Ella se estira en la butaca y chupa el Winston con su boja roja y golosa. Viste muy elegante, es rubia y, pese a tener estudios y un buen empleo en el cual trabaja a diario con la enfermedad y el dolor, no ha bajado todavía de la nube. Cree ser un ser especial, merecer riqueza y felicidad sin esfuerzo, como su madre la adoctrinó: tenía que agarrar un hombre rico y llevar una vida de multimillonaria.
Es así, por lo que no le ha satisfecho ninguno de sus novios, porque no estaban forradísimos, no tenían mansiones ni yates, ni le daban una vida principesca. Cree que es lo que se merece, pero, aunque se resiste a aceptarlo, sabe también que en estos tiempos con el coño ya no se coloca una.
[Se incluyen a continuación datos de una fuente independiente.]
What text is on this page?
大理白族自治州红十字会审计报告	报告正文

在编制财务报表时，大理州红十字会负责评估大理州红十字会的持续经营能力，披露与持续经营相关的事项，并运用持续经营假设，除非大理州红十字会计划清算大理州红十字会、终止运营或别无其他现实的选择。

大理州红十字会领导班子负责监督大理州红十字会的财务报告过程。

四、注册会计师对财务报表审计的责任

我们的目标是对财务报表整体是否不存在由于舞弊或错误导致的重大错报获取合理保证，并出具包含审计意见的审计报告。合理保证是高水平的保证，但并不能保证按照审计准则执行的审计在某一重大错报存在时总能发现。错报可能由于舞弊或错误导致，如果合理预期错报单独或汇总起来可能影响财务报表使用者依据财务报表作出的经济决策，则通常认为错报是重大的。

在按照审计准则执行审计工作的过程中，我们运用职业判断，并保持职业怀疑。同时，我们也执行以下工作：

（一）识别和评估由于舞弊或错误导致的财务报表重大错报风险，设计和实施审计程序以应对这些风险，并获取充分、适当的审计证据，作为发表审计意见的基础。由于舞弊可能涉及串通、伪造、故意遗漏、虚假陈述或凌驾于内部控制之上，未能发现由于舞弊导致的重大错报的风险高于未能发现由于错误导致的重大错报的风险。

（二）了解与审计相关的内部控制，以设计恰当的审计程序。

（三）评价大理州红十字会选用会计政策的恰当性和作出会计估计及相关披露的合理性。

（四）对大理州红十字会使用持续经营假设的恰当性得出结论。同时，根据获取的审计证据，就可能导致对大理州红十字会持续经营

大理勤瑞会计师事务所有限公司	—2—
Le digo que el sentimiento importa y ella se encoje de hombros.
Añade que todas sus amigas se han casado sin amor, que sí que hay cariño, sexo, pero que lo importante es la seguridad, el dinero, el chalet, la buena vida.
Sin que yo diga nada, agrega que ya sabe lo que estoy pensando: que eso es lo que es, prostitución legal, que ella se casaría por dinero y que, la verdad por delante, es como todas, una puta.
No digo nada, acabo de cenar y me voy. Esta noche no ha sucedido nada nuevo.